Senator Deborah O’Neill: ‘A very welcome change is coming to your social media feed.’
Millions of Australian women have flipped through magazines and poured over images of celebrities and models. Alongside those images were the stories and advice and headlines promising we’d achieve our “sexiest body ever”.
Now, with the rise of social media and the persistence of digital connectivity, Australian women of all ages can endlessly scroll through curated images of toned models, celebrities and social media influencers.
While social media can be great for connecting with loved ones, we also know that it facilitates the consumption of imagery that can be damaging for men and women’s body image.
Men are met with images of chiselled torsos and sculpted, strong limbs.
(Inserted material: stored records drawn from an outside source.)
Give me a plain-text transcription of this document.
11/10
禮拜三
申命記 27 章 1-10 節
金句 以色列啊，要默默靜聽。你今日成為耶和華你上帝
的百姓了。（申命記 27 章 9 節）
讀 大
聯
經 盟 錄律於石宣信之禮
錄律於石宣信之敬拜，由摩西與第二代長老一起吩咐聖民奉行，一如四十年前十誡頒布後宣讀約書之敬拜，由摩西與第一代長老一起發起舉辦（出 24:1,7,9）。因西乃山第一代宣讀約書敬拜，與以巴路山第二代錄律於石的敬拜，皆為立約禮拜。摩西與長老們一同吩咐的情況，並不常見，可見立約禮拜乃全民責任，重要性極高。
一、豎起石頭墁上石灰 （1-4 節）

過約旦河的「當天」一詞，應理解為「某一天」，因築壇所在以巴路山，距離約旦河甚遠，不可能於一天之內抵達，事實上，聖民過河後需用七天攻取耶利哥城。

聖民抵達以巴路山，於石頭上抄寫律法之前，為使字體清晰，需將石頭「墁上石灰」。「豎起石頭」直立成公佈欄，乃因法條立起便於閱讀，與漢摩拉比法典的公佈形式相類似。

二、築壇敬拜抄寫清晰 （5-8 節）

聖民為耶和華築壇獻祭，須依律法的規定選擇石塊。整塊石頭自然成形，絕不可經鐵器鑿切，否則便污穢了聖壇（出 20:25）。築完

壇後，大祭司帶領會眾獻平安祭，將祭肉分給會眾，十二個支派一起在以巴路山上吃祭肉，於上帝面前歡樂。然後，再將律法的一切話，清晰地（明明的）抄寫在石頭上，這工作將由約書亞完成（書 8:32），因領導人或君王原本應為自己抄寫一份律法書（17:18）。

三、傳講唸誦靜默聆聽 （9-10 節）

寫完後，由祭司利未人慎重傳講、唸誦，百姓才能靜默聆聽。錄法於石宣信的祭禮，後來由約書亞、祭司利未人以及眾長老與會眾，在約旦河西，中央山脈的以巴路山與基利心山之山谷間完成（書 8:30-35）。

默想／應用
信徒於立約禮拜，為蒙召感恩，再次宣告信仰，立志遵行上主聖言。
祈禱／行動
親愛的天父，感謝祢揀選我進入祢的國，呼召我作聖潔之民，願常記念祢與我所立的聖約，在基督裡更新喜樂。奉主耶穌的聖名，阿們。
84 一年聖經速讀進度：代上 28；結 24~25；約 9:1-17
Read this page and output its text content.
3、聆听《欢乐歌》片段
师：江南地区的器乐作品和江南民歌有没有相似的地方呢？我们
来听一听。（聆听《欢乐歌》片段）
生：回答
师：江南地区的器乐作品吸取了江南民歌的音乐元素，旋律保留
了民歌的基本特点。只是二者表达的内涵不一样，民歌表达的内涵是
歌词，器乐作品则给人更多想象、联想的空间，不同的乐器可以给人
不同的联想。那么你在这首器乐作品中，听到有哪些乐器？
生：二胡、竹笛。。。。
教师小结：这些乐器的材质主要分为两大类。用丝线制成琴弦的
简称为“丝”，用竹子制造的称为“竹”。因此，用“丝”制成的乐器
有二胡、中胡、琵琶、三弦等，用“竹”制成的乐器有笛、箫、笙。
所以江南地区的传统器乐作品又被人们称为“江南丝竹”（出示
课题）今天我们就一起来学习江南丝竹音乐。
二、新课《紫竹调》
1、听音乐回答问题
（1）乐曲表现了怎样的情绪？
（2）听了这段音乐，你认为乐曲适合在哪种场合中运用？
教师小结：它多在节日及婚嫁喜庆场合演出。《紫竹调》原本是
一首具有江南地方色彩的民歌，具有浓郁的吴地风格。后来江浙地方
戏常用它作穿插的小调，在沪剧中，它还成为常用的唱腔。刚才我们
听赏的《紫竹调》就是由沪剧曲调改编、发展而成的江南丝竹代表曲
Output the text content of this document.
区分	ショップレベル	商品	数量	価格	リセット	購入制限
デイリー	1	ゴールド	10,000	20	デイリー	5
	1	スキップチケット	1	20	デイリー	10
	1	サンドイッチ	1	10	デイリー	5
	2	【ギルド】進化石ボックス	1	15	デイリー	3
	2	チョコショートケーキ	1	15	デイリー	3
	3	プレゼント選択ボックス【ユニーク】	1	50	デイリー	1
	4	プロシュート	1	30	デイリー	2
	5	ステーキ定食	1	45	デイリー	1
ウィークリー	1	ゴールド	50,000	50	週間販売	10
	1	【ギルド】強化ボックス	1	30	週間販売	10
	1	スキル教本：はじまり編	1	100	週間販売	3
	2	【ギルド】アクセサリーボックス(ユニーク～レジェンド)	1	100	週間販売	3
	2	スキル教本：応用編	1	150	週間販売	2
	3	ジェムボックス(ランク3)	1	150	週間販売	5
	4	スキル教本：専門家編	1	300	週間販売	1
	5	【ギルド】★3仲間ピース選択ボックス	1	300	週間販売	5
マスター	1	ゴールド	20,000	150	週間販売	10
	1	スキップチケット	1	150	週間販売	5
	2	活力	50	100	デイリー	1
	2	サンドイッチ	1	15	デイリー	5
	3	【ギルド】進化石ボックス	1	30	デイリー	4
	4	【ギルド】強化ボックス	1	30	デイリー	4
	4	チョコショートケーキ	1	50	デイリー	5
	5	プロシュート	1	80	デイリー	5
You know it, the Adonis ideal. Women face a barrage of ‘perfection’ – perfect hair, teeth, skin and bodies with curves in all the ‘right’ places.
The pressure to imitate these body types – that often become idealised – can be harmful to our mental, physical, and emotional health. And, it’s well established that this can be associated with the development of body dissatisfaction and eating disorders, which affects over one million Australian men and women. Of all psychiatric illnesses, eating disorders have amongst the highest mortality rates.
A lot of the time the portrayal of these ‘ideal’ bodies is often unattainable or only attainable through unhealthy practices thanks to digital alteration. You’ve seen it before: the model’s waist has been tightened – and it’s disproportional to the rest of their body. It’s literally impossible to look like that.
Portraying heavily manipulated images or those that cannot be attained through healthy practices is harmful – it harms our sense of self and the way we perceive our own bodies. But the good news is we are seeing some progress in this area.
I am proud of the noise we’re making that’s drawing attention to this important issue. Earlier this year, I called on fashion, media, and advertising bodies to revisit the Voluntary Industry Code of Conduct on Body Image that was established by the Federal Labor Government in 2009. Labor noticed a gap in existing guidelines and introduced this Code of Conduct as a result of the National Advisory Group on Body Image that sought to increase the use of realistic images and improve the diversity of those portrayed.
This Code of Conduct was all but abandoned after the 2013 election by the Liberal Government. The Code was essentially filed away into a bottom draw, never revisited again. There remains still no trace of the Code on any government website.